The Not Always ‘Merry Widow’

Florentine production has low and high points, as third act delivers the fun.

By - Oct 23rd, 2017 04:35 pm
The Merry Widow. Photo by Kathy Wittman of Ball Square Films.

The Merry Widow. Photo by Kathy Wittman of Ball Square Films.

Despite its famous melodies, Florentine Opera’s The Merry Widow was not looking so merry in the first of its three acts.

The second became a pastiche of styles, better than a first act where the cast was playing the humor so blandly and the singing so routinely that it seemed like a long predictable evening ahead. The show ran on Friday night, followed by a Sunday matinee.

But director William Florescu submitted to more playful instincts in the second act, with a little kick from eight Milwaukee Ballet dancers and a Rockettes kickline of male courtiers in ridiculous Hungarian gear performing “Girls Girls Girls Girls Girls.”

And by the third act the decision was clear — let the energy flow, the can- can invigorate and ignore the complicated plot of misguided lovers. That was also the act that rescued tenor Rodell Rosel, turning him from annoyingly childish factotum to a show-stopping cabaret host.

Dating from 1905, Franz Lehar’s The Merry Widow has enjoyed runaway popularity existing between low operetta and high operetta — the high because of some musical passages that challenge the greatest human voices and the low because it can be a burlesque, a Maurice Chevalier movie (“I’m Going to Maxim’s”) or a vehicle for comic actors in some roles and opera singers in others.

It is being sung in English, which (strange for me to complain) is not as flowing for the singers as the original German. The libretto has more talking than singing — but frankly the supertitles get more laughs than the performers. Once their speaking voices bounced around chest cavities and tortured enunciation, much of what they were saying was hard to pick out in cavernous Uihlein Hall.

There were interludes of famous romantic music with conductor Joseph Rescigno and the Milwaukee Ballet Orchestra providing workmanlike lyricism – nothing stellar but certainly serviceable.

Someone also decided the comic or overly arduous moments should be played full or three-quarters front with little intrusion of human interchange, along with too much reliance on the lilting tenderness of the famous central waltz.

There was never a clean decision on a stylistic spine, so the performers who had done the parts in many different productions before just seemed to be landing on that memory. The audience just waited for something to work.

And some things did. Usually the Florentine can be counted on for singers of or near world class. But only Alyson Cambridge as the titled widow and Corey McKern as the Danilo she really loves had voices deserving that stature, he with a personality that made his baritone real not showy, she with a power on high notes and a sense of musicality. I suspect that she has stronger acting chops than displayed here, but the famous “Vilja Song” was well handled. McKern caught more of the take-charge manner of Danilo, which also aided his switch from romantic numbers to comic excursions.

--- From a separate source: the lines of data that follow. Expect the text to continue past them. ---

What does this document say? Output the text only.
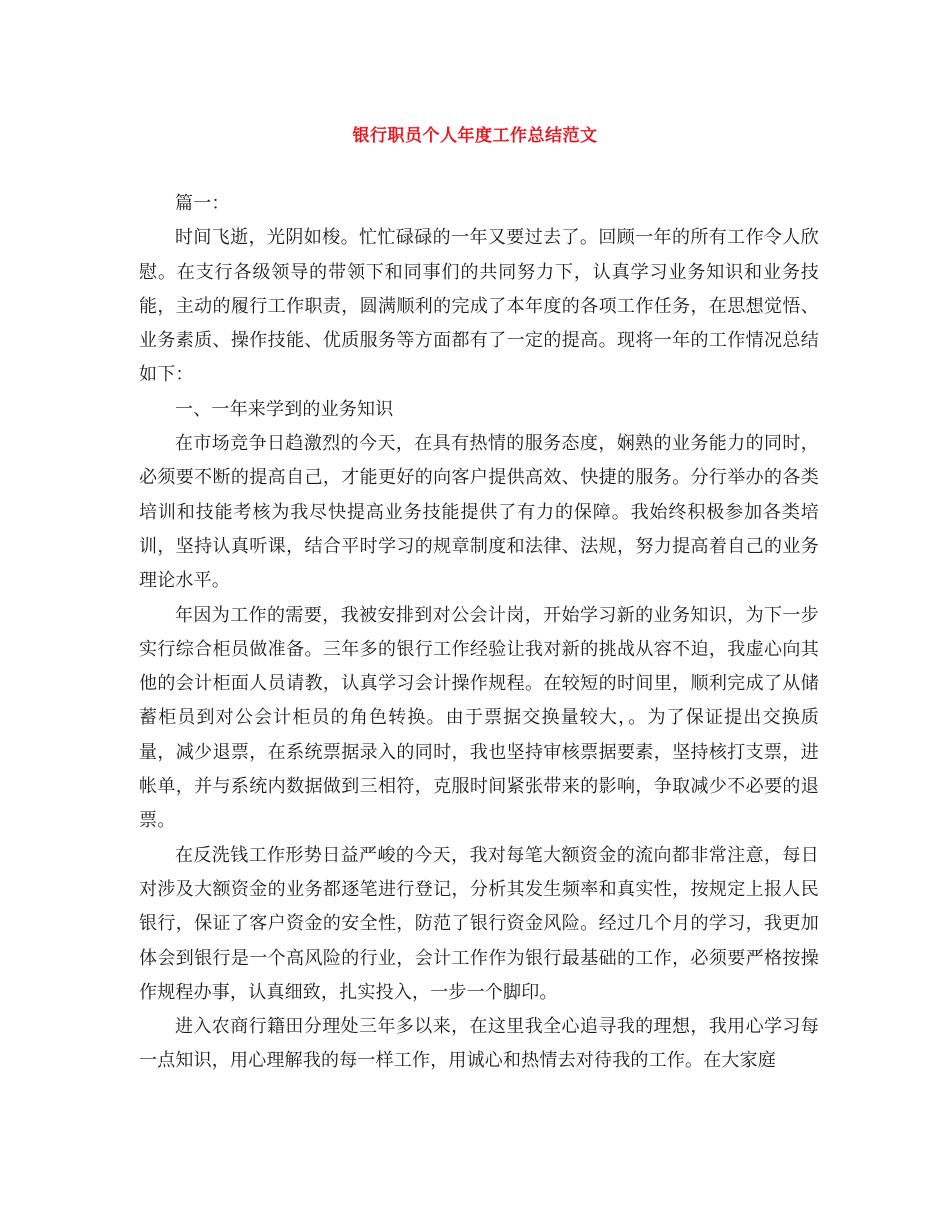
银行职员个人年度工作总结范文

篇一：

时间飞逝，光阴如梭。忙忙碌碌的一年又要过去了。回顾一年的所有工作令人欣慰。在支行各级领导的带领下和同事们的共同努力下，认真学习业务知识和业务技能，主动的履行工作职责，圆满顺利的完成了本年度的各项工作任务，在思想觉悟、业务素质、操作技能、优质服务等方面都有了一定的提高。现将一年的工作情况总结如下：

一、一年来学到的业务知识

在市场竞争日趋激烈的今天，在具有热情的服务态度，娴熟的业务能力的同时，必须要不断的提高自己，才能更好的向客户提供高效、快捷的服务。分行举办的各类培训和技能考核为我尽快提高业务技能提供了有力的保障。我始终积极参加各类培训，坚持认真听课，结合平时学习的规章制度和法律、法规，努力提高着自己的业务理论水平。

年因为工作的需要，我被安排到对公会计岗，开始学习新的业务知识，为下一步实行综合柜员做准备。三年多的银行工作经验让我对新的挑战从容不迫，我虚心向其他的会计柜面人员请教，认真学习会计操作规程。在较短的时间里，顺利完成了从储蓄柜员到对公会计柜员的角色转换。由于票据交换量较大，。为了保证提出交换质量，减少退票，在系统票据录入的同时，我也坚持审核票据要素，坚持核打支票，进帐单，并与系统内数据做到三相符，克服时间紧张带来的影响，争取减少不必要的退票。

在反洗钱工作形势日益严峻的今天，我对每笔大额资金的流向都非常注意，每日对涉及大额资金的业务都逐笔进行登记，分析其发生频率和真实性，按规定上报人民银行，保证了客户资金的安全性，防范了银行资金风险。经过几个月的学习，我更加体会到银行是一个高风险的行业，会计工作作为银行最基础的工作，必须要严格按操作规程办事，认真细致，扎实投入，一步一个脚印。

进入农商行籍田分理处三年多以来，在这里我全心追寻我的理想，我用心学习每一点知识，用心理解我的每一样工作，用诚心和热情去对待我的工作。在大家庭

The quintet singing was accurate, though some of the individual voices faded away. A different problem afflicted bass Jamie Offenbach. He was solid with the occasional singing, but he and his hands couldn’t decide how buffoonish to play the Baron.

In the flirty role of the Baron’s scheming wife, warm soprano Stacy Dove has to keep her voice smaller than Cambridge, who relishes the flourishes the widow’s role allows. Dove was inconsistent in an inconsistent production, but she delighted the audience by keeping up with the ballet corps at Maxim’s.

As her not so secret lover, tenor Vale Rideout has an inviting sound and manner, but seemed to over-attack the high notes.

Over the decades, Merry Widow has been a staple for both the Florentine and the Skylight. Its familiarity should not breed dismissal of the emotional vignettes in the plot’s unfolding and the genuine comic possibilities inherent in the confusions over who’s in love with whom and who is hiding the telltale fan of the unfaithful lady. An operetta that can range from luscious beauty of song to risqué ballads to connective motifs was given short shrift by a Florentine Opera that knows and has done better.

The Merry Widow Gallery

Dominique Paul Noth served for decades as film and drama critic, later senior editor for features at the Milwaukee Journal. You’ll find his blog here and here.

2 thoughts on “Classical: The Not Always ‘Merry Widow’”

  1. Always interesting to see the sometimes vast gulf between audience reaction and critique.

  2. Margaret says:

    Speaking as a member of the audience, I think Noth nailed it.